The Supreme Court Strikes Down the Clean Air Act
Not, not really. Not yet.
Dan is a much more generous person than I am, and so it should be unsurprising that he believes that the Affordable Care Act cases do not threaten environmental law. I respectfully dissent.
The Affordable Care Act seeks to establish laws for the health insurance industry — an industry that comprises one-sixth of the American economy. In order to do that, it establishes a number of regulations that even its opponents concede are perfectly constitutional under the Commerce Clause — setting up insurance exchanges, banning discrimination based upon pre-existing conditions, establishing community rating, etc.

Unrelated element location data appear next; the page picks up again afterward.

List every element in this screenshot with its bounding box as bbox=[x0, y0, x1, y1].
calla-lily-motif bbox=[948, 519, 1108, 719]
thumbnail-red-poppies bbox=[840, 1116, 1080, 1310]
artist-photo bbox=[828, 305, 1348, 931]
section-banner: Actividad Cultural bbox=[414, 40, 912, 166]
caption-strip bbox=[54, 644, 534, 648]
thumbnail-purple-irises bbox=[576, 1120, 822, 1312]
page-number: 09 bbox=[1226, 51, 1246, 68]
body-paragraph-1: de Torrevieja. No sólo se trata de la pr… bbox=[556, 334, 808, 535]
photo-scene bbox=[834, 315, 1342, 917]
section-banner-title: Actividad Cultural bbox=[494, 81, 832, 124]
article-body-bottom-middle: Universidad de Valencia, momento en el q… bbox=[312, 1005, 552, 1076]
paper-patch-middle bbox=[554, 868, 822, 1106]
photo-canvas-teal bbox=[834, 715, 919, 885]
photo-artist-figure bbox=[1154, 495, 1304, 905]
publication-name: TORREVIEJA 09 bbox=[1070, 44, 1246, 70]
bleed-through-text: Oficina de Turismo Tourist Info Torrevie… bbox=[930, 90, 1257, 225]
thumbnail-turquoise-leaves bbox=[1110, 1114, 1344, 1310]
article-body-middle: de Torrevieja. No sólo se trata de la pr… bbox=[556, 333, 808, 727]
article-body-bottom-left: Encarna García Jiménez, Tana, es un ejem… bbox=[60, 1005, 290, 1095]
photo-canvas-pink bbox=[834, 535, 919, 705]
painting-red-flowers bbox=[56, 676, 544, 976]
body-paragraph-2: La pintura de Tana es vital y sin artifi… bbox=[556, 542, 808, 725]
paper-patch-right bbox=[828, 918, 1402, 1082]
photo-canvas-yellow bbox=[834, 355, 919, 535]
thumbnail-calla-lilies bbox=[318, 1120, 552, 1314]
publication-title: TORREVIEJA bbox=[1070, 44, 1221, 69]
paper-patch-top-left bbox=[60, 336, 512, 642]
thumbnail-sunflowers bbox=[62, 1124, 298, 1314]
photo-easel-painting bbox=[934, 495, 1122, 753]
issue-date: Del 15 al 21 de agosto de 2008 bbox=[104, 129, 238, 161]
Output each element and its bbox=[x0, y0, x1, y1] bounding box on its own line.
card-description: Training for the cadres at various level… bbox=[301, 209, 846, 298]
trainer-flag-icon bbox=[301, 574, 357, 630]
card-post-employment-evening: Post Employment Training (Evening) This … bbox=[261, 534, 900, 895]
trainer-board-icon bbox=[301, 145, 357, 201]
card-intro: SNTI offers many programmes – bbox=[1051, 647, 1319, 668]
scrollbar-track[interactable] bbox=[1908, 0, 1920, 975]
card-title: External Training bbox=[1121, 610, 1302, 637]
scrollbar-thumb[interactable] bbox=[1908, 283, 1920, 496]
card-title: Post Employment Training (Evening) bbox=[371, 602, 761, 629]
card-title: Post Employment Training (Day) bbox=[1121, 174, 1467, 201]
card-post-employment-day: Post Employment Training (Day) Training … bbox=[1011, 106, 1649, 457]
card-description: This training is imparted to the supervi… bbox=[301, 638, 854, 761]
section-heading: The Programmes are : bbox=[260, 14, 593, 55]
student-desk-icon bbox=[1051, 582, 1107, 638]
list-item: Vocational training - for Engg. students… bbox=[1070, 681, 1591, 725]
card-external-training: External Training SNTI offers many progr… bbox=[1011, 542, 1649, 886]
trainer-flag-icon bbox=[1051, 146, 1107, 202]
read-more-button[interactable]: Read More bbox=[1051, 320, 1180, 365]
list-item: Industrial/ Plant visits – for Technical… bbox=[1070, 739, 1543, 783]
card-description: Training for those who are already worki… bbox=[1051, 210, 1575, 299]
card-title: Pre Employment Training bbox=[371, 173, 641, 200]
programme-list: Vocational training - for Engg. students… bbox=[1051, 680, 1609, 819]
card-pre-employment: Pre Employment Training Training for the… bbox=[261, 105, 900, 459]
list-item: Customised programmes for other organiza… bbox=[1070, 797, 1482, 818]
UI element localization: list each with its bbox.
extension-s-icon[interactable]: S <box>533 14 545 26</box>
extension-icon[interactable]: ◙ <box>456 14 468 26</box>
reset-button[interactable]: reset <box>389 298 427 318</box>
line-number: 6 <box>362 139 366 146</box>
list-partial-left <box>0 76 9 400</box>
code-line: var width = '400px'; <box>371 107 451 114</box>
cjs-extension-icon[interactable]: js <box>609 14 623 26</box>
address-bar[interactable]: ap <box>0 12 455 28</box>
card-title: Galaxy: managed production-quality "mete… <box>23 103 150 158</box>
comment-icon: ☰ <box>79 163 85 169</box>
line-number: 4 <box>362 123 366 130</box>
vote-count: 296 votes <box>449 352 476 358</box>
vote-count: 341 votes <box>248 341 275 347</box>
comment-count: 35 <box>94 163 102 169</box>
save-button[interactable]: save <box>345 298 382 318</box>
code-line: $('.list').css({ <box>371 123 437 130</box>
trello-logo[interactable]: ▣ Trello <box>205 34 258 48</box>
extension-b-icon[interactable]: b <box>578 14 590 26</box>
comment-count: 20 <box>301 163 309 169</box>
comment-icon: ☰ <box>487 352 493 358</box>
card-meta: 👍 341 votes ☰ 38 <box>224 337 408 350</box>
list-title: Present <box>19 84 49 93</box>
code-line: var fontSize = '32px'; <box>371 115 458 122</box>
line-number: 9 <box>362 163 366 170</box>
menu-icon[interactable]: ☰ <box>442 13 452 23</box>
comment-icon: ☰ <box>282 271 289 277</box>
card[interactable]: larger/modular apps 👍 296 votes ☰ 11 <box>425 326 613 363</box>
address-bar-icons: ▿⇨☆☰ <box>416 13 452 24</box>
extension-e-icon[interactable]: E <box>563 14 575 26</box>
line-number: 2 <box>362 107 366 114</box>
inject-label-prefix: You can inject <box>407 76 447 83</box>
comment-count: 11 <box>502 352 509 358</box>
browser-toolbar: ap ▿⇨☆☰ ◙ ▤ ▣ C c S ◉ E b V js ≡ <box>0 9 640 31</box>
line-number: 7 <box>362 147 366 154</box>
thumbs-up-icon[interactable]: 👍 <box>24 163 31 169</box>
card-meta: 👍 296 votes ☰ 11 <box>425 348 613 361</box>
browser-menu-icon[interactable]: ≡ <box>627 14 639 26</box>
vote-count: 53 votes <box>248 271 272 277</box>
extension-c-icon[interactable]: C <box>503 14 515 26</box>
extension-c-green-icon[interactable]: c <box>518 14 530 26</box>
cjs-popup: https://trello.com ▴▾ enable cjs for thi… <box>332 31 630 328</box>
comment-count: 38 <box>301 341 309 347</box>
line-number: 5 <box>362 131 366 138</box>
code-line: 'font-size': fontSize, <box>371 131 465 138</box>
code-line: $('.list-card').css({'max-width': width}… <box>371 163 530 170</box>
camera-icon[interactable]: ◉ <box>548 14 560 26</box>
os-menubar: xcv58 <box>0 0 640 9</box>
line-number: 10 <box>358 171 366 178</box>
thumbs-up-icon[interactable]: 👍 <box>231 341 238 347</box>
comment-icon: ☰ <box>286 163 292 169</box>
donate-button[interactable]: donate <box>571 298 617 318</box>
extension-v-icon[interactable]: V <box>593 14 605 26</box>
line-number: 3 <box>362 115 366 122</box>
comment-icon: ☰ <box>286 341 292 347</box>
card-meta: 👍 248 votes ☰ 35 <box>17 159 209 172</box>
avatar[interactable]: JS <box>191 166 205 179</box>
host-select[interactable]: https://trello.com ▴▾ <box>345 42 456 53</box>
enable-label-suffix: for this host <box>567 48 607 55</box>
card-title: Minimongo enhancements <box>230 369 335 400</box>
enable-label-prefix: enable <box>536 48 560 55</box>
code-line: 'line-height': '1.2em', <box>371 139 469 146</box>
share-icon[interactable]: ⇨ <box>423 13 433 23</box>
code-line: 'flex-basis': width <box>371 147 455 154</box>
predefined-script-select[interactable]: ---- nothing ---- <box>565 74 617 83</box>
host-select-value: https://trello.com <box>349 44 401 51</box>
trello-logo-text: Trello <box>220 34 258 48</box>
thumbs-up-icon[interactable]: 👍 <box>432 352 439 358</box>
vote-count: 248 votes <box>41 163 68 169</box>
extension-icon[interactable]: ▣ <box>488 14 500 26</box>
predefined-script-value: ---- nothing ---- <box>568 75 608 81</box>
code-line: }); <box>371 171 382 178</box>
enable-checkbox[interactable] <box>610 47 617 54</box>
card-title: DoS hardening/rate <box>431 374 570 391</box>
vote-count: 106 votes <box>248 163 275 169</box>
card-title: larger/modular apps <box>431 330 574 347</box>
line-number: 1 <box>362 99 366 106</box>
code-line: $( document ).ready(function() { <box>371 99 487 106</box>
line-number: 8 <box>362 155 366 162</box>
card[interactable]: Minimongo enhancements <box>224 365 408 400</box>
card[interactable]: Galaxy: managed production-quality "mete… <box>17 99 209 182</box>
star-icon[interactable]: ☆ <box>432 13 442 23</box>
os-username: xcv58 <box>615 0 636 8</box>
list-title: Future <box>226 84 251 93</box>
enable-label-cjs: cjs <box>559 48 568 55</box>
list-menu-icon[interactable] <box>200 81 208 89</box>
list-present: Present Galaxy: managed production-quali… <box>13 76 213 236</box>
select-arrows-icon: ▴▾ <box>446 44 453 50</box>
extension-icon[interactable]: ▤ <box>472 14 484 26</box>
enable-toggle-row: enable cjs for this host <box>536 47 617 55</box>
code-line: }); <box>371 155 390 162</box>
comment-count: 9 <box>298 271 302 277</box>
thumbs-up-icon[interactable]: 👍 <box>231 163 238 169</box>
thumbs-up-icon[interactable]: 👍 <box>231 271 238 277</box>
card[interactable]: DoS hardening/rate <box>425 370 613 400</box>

In order to avoid the inevitable adverse selection problems that come with these laws, Congress mandated that everyone must buy insurance. This prevents free-riders from gaming the system. Not only is the mandate, then, intimately tied up with national market regulations that everyone acknowledges are constitutional, it is a necessary part of this regulatory scheme. And the challengers to the law acknowledge this: that is why they yesterday contended that the law is non-severable, i.e. if the mandate is struck down, then the whole law must go.
In other words, the argument of the challengers is:
1) The mandate is a necessary and inherently connected part of laws that regulate interstate commerce; yet
2) Not included within the “necessary and proper” means for regulating interstate commerce under the Commerce Clause.
This argument is breathtaking. It does not overturn 80 years of precedent: it overturns one hundred and ninety-three years of precedent. Let’s cut to that well-known lefty liberal, Chief Justice John Marshall:
Let the end be legitimate, let it be within the scope of the constitution, and all means which are appropriate, which are plainly adapted to that end, which are not prohibited, but consist with the letter and spirit of the constitution, are constitutional.
Actually, it might be overturning more than 200 years of precedent. Cut to that well-known radical egalitarian socialist, Alexander Hamilton:
[A] criterion of what is constitutional, and of what is not so … is the end, to which the measure relates as a mean. If the end be clearly comprehended within any of the specified powers, and if the measure have an obvious relation to that end, and is not forbidden by any particular provision of the Constitution, it may safely be deemed to come within the compass of the national authority. There is also this further criterion which may materially assist the decision: Does the proposed measure abridge a pre-existing right of any State, or of any individual? If it does not, there is a strong presumption in favour of its constitutionality….
If this court can overrule McCulloch v. Maryland, and hold that Alexander Hamilton didn’t really understand the scope of federal power, then I suppose it can do anything.
Hmmm…let’s see. The South Coast Air Basin lies wholly within California. Thus, it is intrastate, and the federal government has no power to regulate it. Ditto for Houston.
If the Court overturns the ACA, it’s coming. Just wait.